The Chancellor’s decision to extend the fiscal consolidation through to 2018–19 means even more dramatic spending cuts are now planned, despite the better headline economic news. By the end of this financial year only 40% of planned spending cuts will be in place.
Even with £12 billion a year of additional cuts to social security spending, Mr Osborne’s plans would imply cuts of more than 30% in “unprotected” public service budgets since 2010. In fact, the challenge could be even greater than these headline figures imply:
- The government has already made additional spending commitments of more than £6 billion a year after 2015–16 – implying additional cuts elsewhere;
- The population is projected to grow by about 3.5 million between 2010 and 2018. So while public service spending is set to fall by 1.7% a year over this period, public service spending per person is set to fall by 2.4% a year;
- Over the same period, the number of individuals aged 65 and over, who, on average, place greater demands on the NHS, is set to grow by two million. We calculate that, even if the overall NHS budget continues to be frozen in real terms, real age-adjusted health spending per person would be 9% lower in 2018–19 than in 2010–11.

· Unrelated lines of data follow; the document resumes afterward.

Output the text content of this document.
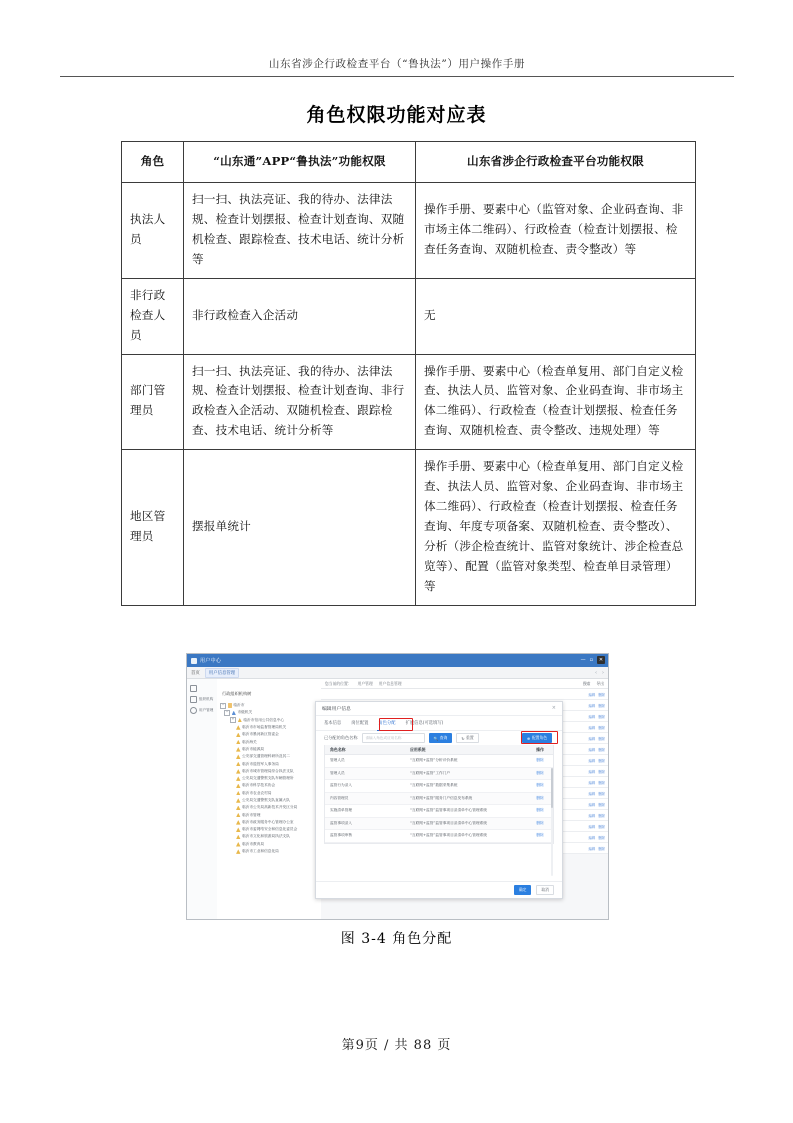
山东省涉企行政检查平台（“鲁执法”）用户操作手册
角色权限功能对应表
角色	“山东通”APP“鲁执法”功能权限	山东省涉企行政检查平台功能权限
执法人员	扫一扫、执法亮证、我的待办、法律法规、检查计划摆报、检查计划查询、双随机检查、跟踪检查、技术电话、统计分析等	操作手册、要素中心（监管对象、企业码查询、非市场主体二维码）、行政检查（检查计划摆报、检查任务查询、双随机检查、责令整改）等
非行政检查人员	非行政检查入企活动	无
部门管理员	扫一扫、执法亮证、我的待办、法律法规、检查计划摆报、检查计划查询、非行政检查入企活动、双随机检查、跟踪检查、技术电话、统计分析等	操作手册、要素中心（检查单复用、部门自定义检查、执法人员、监管对象、企业码查询、非市场主体二维码）、行政检查（检查计划摆报、检查任务查询、双随机检查、责令整改、违规处理）等
地区管理员	摆报单统计	操作手册、要素中心（检查单复用、部门自定义检查、执法人员、监管对象、企业码查询、非市场主体二维码）、行政检查（检查计划摆报、检查任务查询、年度专项备案、双随机检查、责令整改）、分析（涉企检查统计、监管对象统计、涉企检查总览等）、配置（监管对象类型、检查单目录管理）等
用户中心	— ▫	✕
首页	用户信息管理	‹ ›
组织机构
用户管理
行政组织机构树
−	临沂市
−	市级机关
+	临沂市信用公共信息中心
临沂市市场监督管理局机关
临沂市墨河新区管委会
临沂海关
临沂市能源局
公安部交通管理科研所及其二
临沂市退役军人事务局
临沂市城市管理局综合执法支队
公安局交通警察支队车辆管理所
临沂市科学技术协会
临沂市农业农村局
公安局交通警察支队直属大队
临沂市公安局高新技术开发区分局
临沂市管理
临沂市政务服务中心管理办公室
临沂市委网络安全和信息化委员会
临沂市文化和旅游局执法支队
临沂市教育局
临沂市工业和信息化局
您当前的位置： 用户管理 用户信息管理	搜索 导出
编辑 删除
编辑 删除
编辑 删除
编辑 删除
编辑 删除
编辑 删除
编辑 删除
编辑 删除
编辑 删除
编辑 删除
编辑 删除
编辑 删除
编辑 删除
编辑 删除
编辑 删除
编辑用户信息	×
基本信息 岗位配置 角色分配 扩展信息(可选填写)
已分配的角色名称	请输入角色或应用名称	🔍 查询	↻ 重置	⊕ 配置角色
角色名称	应用系统	操作
管理人员	“互联网+监管”分析评价系统	删除
管理人员	“互联网+监管”工作门户	删除
监管行为录入	“互联网+监管”数据采集系统	删除
内容管理员	“互联网+监管”服务门户信息发布系统	删除
实施清单管理	“互联网+监管”监管事项目录清单中心管理系统	删除
监管事项录入	“互联网+监管”监管事项目录清单中心管理系统	删除
监管事项审核	“互联网+监管”监管事项目录清单中心管理系统	删除
确定	取消
图 3-4 角色分配
第9页 / 共 88 页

There are also policy risks on the tax side. The government’s revenue forecasts assume that fuel duties rise each year with inflation. If, as recent history suggests, this does not happen, £4.2 billion a year would need making up by 2018–19. And further significant increases in the income tax personal allowance would be expensive.
Harder to quantify are the risks associated with our increasing reliance on a small group of very rich taxpayers. The share of income tax paid by the top 1% of taxpayers rose from 11% in 1979 to 27.5% in 2011–12. The income tax alone paid by these 300,000 very high income individuals accounts for 7.5% of all tax revenue. These individuals will of course also pay a large fraction of VAT and capital taxes.
Much of the expected increase in underlying revenues over the next few years is projected to come from growth in capital taxes, which are notoriously difficult to forecast. More broadly, government is becoming increasingly reliant on the three main taxes – income tax, VAT and National Insurance contributions (NICs) – which will account for two thirds of all revenue by 2018–19.